The reason we’re hitting the debt ceiling, remember, is that the budget passed by both Republicans and Democrats forces us to do so. As a result, the obvious time and place to raise the debt ceiling is when you pass the budget. This isn’t just obvious now, it was obvious then. And the person who thought it was a bad idea? Harry Reid. Here’s Reid on December 8, 2010:

Reid also said that he would like to push off raising the debt ceiling until next year — when Republicans control the House, but that he has not discussed the matter yet with his caucus.

“Let the Republicans have some buy-in on the debt.
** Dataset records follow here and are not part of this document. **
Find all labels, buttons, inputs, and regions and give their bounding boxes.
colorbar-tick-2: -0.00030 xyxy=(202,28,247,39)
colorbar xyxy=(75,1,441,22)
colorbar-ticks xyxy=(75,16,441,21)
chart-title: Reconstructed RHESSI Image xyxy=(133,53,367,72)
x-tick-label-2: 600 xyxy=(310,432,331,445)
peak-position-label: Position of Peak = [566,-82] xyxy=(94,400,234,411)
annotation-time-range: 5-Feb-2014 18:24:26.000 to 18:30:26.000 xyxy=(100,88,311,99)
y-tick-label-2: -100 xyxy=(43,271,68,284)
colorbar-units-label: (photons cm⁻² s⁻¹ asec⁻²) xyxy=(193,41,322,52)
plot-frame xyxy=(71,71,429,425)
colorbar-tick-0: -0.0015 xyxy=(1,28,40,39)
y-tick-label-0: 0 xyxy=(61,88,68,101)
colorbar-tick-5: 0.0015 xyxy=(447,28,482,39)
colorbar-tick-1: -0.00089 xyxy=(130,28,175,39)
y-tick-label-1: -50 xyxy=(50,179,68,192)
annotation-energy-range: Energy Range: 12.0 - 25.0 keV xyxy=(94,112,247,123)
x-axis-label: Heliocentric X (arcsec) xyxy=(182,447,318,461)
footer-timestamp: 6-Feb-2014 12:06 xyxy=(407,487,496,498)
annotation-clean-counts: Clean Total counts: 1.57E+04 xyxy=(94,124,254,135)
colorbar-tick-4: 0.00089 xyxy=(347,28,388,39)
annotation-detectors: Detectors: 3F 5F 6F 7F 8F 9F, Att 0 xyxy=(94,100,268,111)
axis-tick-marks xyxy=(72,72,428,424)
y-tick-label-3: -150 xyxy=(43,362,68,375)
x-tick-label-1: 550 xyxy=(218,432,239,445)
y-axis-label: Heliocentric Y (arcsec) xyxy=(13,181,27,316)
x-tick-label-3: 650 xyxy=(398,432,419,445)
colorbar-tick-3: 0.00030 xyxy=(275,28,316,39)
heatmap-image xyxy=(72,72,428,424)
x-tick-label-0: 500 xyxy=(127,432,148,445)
They’re going to have a majority in the House,” said Reid. “I don’t think it should be when we have a heavily Democratic Senate, heavily Democratic House and a Democratic president.”

This has to rank very highly in the annals of tactical own-goals. As Ezra explains:

The election was over. Nancy Pelosi was still speaker of the House. Harry Reid still had 59 Democrats in the Senate. The Bush tax cuts were expiring. And Democrats had a perfectly popular and intuitive position: Extend the cuts for the middle class but, in a time of deficits and sacrifice, sunset the cuts for the rich.

Republicans, of course, didn’t want to allow the Bush tax cuts for the rich to expire. They were, in fact, desperate to preserve them. Which meant Democrats had the leverage.

What was Reid thinking? Basically, he didn’t want to give the Republicans a stick with which to beat the Democrats at the next election. Voting for debt-ceiling raises is never particularly popular, and it’s an easy and obvious electoral strategy for any Republican running against an incumbent Democrat to wheel out her vote on the debt ceiling.

But as any bond-market borrower knows, the most expensive money in the world is the money you haven’t raised yet. In the case of the debt ceiling, it had to get passed; there was no point in getting greedy. And I’m sure that Reid is rueing his decision right now. Forcing a majority-Republican House to vote to raise the debt ceiling might have seemed like a good idea at the time. But it’s not exactly the epitome of leadership. Indeed, it seems to have led the country straight into something which risks being downright catastrophic.